In his MaltaToday column of last Sunday (27 December, 2009) architect Robert Musumeci made the claim that if a prior permit exists, further permits should be granted even if they violate planning regulations. This demand for consistency in breaking the rules has often been made, and yet strangely enough no call is ever made for consistency with the many permits which have been refused in order to abide by regulations.
One reminds Perit Musumeci that the MEPA boards that grant permits do not enjoy papal infallibility, therefore a prior permit is not necessarily a valid benchmark. We have increasingly come to see the revocation of flawed permits, and many more are not revoked simply because there has been no outcry. Unfortunately, the granting of a permit may be influenced by a number of matters, which include the unethical practice of architects on MEPA boards judging applications submitted by themselves, their studio colleagues or their immediate family members.

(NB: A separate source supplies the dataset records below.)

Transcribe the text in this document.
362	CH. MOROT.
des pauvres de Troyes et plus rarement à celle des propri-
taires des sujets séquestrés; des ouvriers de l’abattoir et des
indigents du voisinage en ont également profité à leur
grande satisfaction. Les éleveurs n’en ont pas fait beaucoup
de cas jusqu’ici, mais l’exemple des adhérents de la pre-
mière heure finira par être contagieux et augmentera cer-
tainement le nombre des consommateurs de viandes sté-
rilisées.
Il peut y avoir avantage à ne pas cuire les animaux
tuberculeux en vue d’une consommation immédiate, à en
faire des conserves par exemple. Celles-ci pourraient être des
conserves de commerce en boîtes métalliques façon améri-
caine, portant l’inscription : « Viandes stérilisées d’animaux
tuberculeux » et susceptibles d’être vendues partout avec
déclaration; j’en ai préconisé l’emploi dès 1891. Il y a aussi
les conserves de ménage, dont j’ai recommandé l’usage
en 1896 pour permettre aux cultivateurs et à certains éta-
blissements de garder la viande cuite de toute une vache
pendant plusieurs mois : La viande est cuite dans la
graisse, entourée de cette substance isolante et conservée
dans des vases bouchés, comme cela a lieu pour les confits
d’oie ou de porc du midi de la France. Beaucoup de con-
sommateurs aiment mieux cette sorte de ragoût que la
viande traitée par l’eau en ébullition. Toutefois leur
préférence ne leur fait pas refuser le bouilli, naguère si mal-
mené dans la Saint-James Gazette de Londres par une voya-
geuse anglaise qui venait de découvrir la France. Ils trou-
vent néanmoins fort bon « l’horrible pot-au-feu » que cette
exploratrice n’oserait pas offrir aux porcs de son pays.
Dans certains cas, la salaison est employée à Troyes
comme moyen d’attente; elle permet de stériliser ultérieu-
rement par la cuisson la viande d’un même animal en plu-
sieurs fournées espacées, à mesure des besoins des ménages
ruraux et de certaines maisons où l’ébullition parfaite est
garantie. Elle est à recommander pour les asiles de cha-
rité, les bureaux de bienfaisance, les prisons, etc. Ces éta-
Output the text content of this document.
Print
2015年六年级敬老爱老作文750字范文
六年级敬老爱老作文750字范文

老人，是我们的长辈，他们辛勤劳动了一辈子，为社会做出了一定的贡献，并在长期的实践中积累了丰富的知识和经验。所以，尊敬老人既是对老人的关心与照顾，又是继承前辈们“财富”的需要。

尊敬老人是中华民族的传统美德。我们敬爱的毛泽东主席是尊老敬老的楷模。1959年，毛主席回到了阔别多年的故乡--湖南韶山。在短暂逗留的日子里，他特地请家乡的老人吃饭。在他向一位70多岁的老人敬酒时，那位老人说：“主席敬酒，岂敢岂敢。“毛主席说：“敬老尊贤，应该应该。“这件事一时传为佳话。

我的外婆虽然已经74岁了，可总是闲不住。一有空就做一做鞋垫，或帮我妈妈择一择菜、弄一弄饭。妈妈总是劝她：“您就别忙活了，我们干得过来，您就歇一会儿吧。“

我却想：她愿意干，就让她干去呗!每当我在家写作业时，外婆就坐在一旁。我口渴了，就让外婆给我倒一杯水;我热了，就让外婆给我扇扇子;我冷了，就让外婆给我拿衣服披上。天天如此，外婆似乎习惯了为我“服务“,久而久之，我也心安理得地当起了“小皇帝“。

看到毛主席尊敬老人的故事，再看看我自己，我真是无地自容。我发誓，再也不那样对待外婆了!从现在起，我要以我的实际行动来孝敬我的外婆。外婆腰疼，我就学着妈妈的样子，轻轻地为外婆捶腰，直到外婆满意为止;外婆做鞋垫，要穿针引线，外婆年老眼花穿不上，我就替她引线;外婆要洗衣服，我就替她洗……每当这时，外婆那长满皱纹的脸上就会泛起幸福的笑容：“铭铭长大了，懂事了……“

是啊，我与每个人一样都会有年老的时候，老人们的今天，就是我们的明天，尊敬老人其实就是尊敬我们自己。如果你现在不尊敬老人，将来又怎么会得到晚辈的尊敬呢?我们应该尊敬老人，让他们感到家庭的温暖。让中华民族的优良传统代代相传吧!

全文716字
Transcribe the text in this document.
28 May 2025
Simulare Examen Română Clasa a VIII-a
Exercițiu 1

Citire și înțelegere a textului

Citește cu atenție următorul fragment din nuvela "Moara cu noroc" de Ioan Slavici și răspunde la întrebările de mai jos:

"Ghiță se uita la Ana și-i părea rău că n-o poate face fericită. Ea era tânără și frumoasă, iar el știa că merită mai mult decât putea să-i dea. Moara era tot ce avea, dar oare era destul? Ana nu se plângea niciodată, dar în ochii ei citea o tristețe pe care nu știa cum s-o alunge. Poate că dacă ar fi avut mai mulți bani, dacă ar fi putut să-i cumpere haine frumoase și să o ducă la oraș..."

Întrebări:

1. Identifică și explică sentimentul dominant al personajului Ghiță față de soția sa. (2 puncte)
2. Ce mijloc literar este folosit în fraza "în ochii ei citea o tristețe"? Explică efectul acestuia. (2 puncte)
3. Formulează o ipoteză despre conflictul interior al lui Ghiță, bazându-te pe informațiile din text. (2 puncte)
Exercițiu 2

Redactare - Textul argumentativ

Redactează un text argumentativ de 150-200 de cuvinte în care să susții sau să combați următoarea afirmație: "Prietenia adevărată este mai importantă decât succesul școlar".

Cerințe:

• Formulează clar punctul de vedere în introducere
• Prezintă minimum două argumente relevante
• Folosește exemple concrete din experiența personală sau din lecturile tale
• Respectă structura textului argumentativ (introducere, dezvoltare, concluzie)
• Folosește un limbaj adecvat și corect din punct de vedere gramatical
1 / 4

I remind Perit Musumeci of the Ombudsman’s words in last week’s MaltaToday: “corruption cannot be limited to those cases where hard cash changes hands. It includes also a myriad of other cases where undue advantage or preference is given for a multitude of reasons, ranging from family and friends to political and business connections... this mentality of obtaining undue advantage through connections – family, business etc,”
Even in cases where weighing up precedents is beneficial, i.e. when additional permits would bring about damaging over-development, MEPA still tells objectors that “every planning application is considered on its own merits.” Judging by the Planning Appeals Board’s decision to grant the permit quoted by Perit Musumeci at Wied il-Ghasel in a protected Area of Ecological Importance and Site of Scientific Importance, it seems that this is yet another MEPA policy which is imposed on objectors but not on developers.
Perit Musumeci is reminded that on 30 June, the Prime Minister told Parliament that “while he agreed on the need for consistency in MEPA decisions, such consistency had to be rooted in good decisions. One had to be careful that a mistake made in the past did not set a precedent which was then applied to all future cases. Consistency had to be based on cases decided on correct information.”